On ne sait pas combien de pays au-delà du Groupe des 7 rejoindront l’accord. L’administration Biden espère que même si des pays comme la Chine et l’Inde ne participent pas officiellement, ils l’utiliseront comme levier pour négocier des prix plus bas avec la Russie.
Outre le prix du plafond pétrolier, l’autre grand joker est la réponse de la Russie. Les responsables russes ont déclaré qu’ils ne vendraient pas de pétrole aux pays qui font partie de la coalition de plafonnement des prix, et les analystes s’attendent à ce que le pays fasse de son mieux pour attiser la volatilité avec une certaine forme de représailles.
Les États-Unis espèrent que la logique économique prévaudra et que le pétrole continuera à couler, bien qu’à un prix moins élevé.

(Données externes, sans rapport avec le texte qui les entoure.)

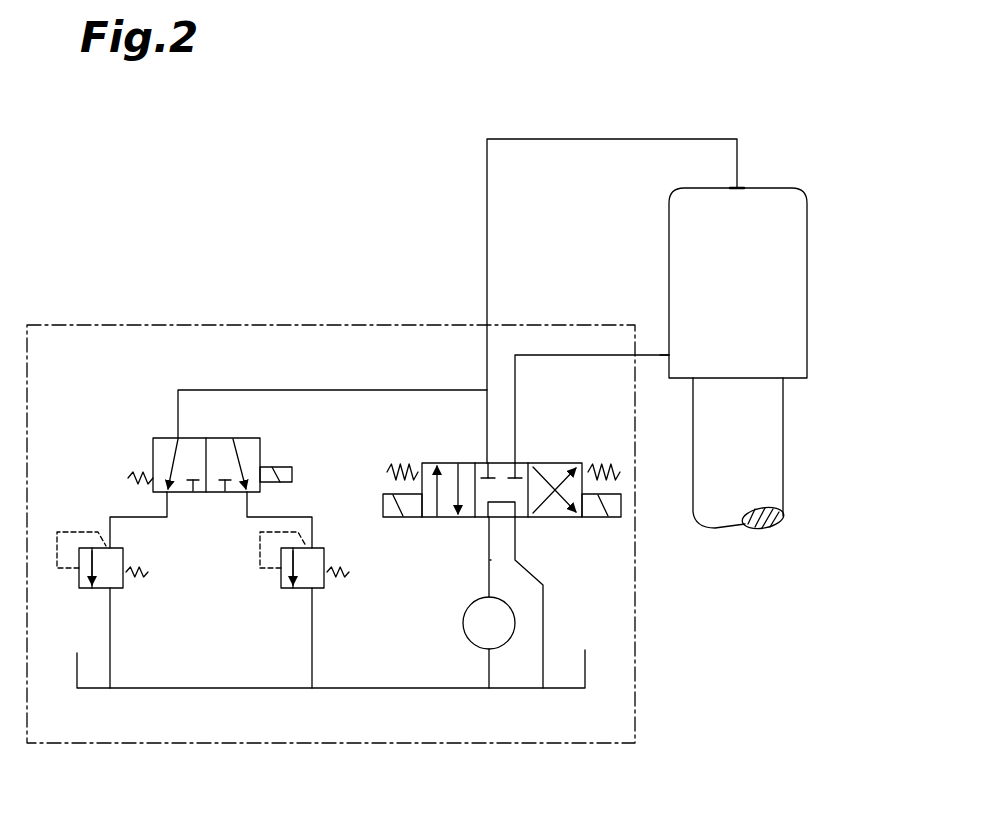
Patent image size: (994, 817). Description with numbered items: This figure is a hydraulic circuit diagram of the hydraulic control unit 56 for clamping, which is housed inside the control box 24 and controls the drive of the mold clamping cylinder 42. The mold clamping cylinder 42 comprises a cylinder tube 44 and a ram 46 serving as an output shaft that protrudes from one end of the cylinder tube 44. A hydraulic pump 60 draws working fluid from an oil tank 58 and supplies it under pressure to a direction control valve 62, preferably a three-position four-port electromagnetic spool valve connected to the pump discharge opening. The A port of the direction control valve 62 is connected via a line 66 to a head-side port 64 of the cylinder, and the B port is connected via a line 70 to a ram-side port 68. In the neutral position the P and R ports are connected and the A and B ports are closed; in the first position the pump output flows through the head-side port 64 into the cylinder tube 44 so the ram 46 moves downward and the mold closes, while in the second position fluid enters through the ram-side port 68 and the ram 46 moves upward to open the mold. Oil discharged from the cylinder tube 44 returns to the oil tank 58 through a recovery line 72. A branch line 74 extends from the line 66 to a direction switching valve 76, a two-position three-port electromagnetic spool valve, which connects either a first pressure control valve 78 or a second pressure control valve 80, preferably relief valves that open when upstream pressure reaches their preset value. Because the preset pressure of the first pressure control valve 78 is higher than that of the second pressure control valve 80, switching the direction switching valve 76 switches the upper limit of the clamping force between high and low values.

The control box 24 is at (263, 323).
The mold clamping cylinder 42 is at (770, 270).
The cylinder tube 44 is at (785, 263).
The ram 46 is at (770, 437).
The hydraulic control unit 56 is at (578, 597).
The oil tank 58 is at (586, 662).
The hydraulic pump 60 is at (463, 620).
The direction control valve 62 is at (437, 519).
The head-side port 64 is at (742, 188).
The line 66 is at (632, 138).
The ram-side port 68 is at (663, 362).
The line 70 is at (567, 355).
The recovery line 72 is at (532, 569).
The branch line 74 is at (385, 389).
The direction switching valve 76 is at (262, 440).
The first pressure control valve 78 is at (125, 554).
The second pressure control valve 80 is at (313, 547).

« La Russie peut fanfaronner et dire qu’elle ne vendra pas en dessous du prix plafonné, mais l’économie de la retenue du pétrole n’a tout simplement pas de sens », a déclaré Wally Adeyemo, secrétaire adjoint au Trésor, lors d’un événement de la Brookings Institution la semaine dernière. « Le plafonnement des prix crée une incitation économique claire à vendre sous le plafond. »
Edward Fishman, chercheur principal au Center on Global Energy Policy de l’Université de Columbia, a fait valoir que le plafonnement des prix pourrait fonctionner parce que les incitations qu’il créerait alignaient la plupart des acheteurs, vendeurs et facilitateurs de transactions pétrolières sur la conformité. Il a suggéré que les prix mondiaux du pétrole pourraient finir par graviter organiquement vers le niveau du plafond des prix.
Cependant, M. Fishman a reconnu que la Russie et son président, Vladimir V. Poutine, pourraient interpréter les incitations différemment.
« Il y a toujours une once de doute dans l’esprit des gens sur la rationalité de Poutine et sa volonté de mettre le feu à l’économie mondiale et à sa propre économie pour faire valoir un point », a déclaré M. Fishman.